4. High‑Cardinality & Quasi‑Identifier Management

4.1 Column Removal Strategy

Dropped identifiers/quasi‑identifiers: policy_number, incident_location, insured_zip.
Removed raw date columns post‑feature‑extraction.

4.2 Cardinality Analysis

Retained genuinely grouped categoricals with reasonable uniqueness ratios: auto_model (~39 cats), insured_hobbies (~20 cats), auto_make, insured_occupation (~14 cats each).

5. Missing Value Treatment

5.1 Strategy

Treated missingness as potentially informative (common in fraud settings). Key columns with notable absence: collision_type, authorities_contacted, property_damage, police_report_available.

5.2 Two‑Pronged Approach

Missing flags: binary _missing indicators.
Explicit category: filled NaN with "Missing" to ensure encoder compatibility.

6. Final Dataset Composition

6.1 Model‑Ready Feature Set

Total features: ~38 columns (net of drops + engineering)
Numerical: ~20 (incl. engineered)
Categorical: ~18 (incl. time buckets)
Target: binary target (fraud indicator)

Final mix of numerical vs categorical vs engineered features.

6.2 Data Integrity Checks

Validated target ∈ {0,1}.
Confirmed completeness for total_claim_amount, share features, days_since_bind, and temporal encodings.

6.3 Memory Optimization

Down‑cast to compact numerics (int8, int32) where safe.
Kept object dtype only for true categoricals.

7. Key Preprocessing Decisions & Rationale

7.1 Feature Selection Philosophy

Removed: identifiers, near‑constant, and redundant columns.
Retained: genuine categorical groupings with interpretable cardinality.
Enhanced: temporal intelligence, claim composition, and vehicle age.

7.2 Missing Data Strategy

Captured absence explicitly (flags + category).
Reflected domain reality that missingness itself can be a fraud signal.

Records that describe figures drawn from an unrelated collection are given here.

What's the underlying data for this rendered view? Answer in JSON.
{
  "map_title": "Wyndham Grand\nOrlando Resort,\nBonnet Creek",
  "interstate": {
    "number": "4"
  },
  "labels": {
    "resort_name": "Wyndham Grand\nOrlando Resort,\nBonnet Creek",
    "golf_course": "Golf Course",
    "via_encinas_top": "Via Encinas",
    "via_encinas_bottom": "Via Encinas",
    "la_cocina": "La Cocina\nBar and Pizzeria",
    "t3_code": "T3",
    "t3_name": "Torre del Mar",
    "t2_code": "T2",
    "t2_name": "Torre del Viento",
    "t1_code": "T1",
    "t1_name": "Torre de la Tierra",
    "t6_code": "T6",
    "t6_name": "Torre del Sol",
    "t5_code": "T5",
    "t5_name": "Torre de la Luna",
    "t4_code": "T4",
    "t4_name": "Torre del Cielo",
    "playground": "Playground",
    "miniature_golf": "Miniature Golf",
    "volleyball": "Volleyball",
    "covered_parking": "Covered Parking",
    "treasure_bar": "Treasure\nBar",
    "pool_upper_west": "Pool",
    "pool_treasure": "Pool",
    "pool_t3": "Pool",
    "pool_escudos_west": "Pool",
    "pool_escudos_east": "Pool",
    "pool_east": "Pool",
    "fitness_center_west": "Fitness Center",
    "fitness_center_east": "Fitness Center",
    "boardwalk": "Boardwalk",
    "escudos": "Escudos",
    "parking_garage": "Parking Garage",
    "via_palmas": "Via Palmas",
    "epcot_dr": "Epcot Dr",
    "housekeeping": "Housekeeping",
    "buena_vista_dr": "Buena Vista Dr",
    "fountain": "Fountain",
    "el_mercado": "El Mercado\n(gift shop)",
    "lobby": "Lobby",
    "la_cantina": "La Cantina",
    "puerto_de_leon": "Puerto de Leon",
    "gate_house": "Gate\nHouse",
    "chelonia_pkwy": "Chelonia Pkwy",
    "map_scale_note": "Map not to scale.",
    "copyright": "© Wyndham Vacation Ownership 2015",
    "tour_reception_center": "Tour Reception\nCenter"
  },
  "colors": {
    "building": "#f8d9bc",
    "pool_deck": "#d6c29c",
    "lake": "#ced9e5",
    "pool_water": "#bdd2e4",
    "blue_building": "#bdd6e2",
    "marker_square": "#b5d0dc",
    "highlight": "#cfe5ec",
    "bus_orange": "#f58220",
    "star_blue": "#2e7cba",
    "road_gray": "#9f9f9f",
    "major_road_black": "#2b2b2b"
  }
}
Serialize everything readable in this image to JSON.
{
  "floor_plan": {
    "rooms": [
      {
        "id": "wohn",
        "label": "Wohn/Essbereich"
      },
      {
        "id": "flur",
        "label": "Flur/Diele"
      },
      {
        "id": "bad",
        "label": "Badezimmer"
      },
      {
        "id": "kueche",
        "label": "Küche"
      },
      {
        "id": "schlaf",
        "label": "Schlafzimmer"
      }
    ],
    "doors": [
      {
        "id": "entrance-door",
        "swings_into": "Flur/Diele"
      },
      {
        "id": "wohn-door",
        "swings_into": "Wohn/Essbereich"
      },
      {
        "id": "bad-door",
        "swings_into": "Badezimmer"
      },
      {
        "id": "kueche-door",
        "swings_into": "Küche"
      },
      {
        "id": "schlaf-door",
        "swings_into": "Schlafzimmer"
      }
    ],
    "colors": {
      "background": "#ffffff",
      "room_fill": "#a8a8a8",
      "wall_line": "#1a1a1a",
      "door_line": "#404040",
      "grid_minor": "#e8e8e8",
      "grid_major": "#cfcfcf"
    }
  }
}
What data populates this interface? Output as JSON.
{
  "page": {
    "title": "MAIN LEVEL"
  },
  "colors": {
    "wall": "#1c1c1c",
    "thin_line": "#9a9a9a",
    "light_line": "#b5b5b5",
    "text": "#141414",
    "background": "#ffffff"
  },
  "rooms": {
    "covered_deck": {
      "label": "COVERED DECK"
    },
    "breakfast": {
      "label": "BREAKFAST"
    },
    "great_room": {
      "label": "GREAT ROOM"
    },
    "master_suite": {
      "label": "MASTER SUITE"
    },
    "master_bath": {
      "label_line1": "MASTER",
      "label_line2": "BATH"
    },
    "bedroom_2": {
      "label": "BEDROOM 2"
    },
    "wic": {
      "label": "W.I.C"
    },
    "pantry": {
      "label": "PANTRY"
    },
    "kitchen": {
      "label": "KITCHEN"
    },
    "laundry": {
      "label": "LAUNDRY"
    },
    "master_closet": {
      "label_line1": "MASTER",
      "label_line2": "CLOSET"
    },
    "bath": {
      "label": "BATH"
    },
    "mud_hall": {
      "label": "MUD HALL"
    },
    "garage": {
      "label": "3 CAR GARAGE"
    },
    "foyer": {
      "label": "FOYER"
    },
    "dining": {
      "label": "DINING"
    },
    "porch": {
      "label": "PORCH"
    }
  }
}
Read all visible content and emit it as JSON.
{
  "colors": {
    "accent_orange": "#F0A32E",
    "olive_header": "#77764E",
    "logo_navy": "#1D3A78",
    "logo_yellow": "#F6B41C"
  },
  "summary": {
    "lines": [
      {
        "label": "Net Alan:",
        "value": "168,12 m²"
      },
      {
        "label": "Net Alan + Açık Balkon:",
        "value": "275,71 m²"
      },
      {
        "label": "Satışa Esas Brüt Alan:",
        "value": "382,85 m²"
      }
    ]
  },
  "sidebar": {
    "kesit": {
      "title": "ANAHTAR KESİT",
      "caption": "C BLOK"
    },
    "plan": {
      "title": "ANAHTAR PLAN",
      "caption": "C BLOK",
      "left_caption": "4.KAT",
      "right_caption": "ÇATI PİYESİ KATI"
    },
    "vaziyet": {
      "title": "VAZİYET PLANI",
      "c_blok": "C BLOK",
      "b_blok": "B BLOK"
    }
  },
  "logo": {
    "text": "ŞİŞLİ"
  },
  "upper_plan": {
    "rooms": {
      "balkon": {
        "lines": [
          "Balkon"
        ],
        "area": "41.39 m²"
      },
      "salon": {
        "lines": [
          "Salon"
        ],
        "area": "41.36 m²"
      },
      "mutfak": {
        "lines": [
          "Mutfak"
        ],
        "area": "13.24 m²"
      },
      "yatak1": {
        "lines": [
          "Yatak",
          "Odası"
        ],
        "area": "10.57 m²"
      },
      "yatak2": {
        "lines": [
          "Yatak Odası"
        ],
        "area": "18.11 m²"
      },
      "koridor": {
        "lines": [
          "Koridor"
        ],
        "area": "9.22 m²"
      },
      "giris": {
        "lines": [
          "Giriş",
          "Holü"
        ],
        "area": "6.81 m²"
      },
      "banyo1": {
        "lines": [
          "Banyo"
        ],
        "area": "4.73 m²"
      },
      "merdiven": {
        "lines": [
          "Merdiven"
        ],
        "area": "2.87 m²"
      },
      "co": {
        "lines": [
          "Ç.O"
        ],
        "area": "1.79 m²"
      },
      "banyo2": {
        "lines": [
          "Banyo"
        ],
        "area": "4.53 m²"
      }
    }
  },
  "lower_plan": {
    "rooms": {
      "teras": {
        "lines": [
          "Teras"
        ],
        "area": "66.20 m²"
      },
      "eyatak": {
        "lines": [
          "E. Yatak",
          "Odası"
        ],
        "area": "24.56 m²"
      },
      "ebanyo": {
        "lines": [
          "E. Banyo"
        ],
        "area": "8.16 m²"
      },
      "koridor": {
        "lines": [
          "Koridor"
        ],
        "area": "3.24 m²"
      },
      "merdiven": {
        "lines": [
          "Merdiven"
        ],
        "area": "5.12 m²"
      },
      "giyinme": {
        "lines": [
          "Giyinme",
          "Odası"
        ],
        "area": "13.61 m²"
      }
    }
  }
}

7.3 Engineering Priorities

Interpretability: human‑readable buckets alongside mathematical transforms.
Signal preservation: ratios + totals to keep scale and composition.
Temporal patterns: duration and cyclic encodings.

Appendix: Feature Dictionary

8. Next Steps for Modeling

Categorical encoding: One‑Hot / Target / Frequency (evaluate per model family).
Scaling: standardize numerics for linear models (within pipeline only).
Train‑test split: stratified by target to respect class imbalance.
Metrics focus: precision‑recall curves, PR‑AUC, and F₂ for recall‑weighted scenarios.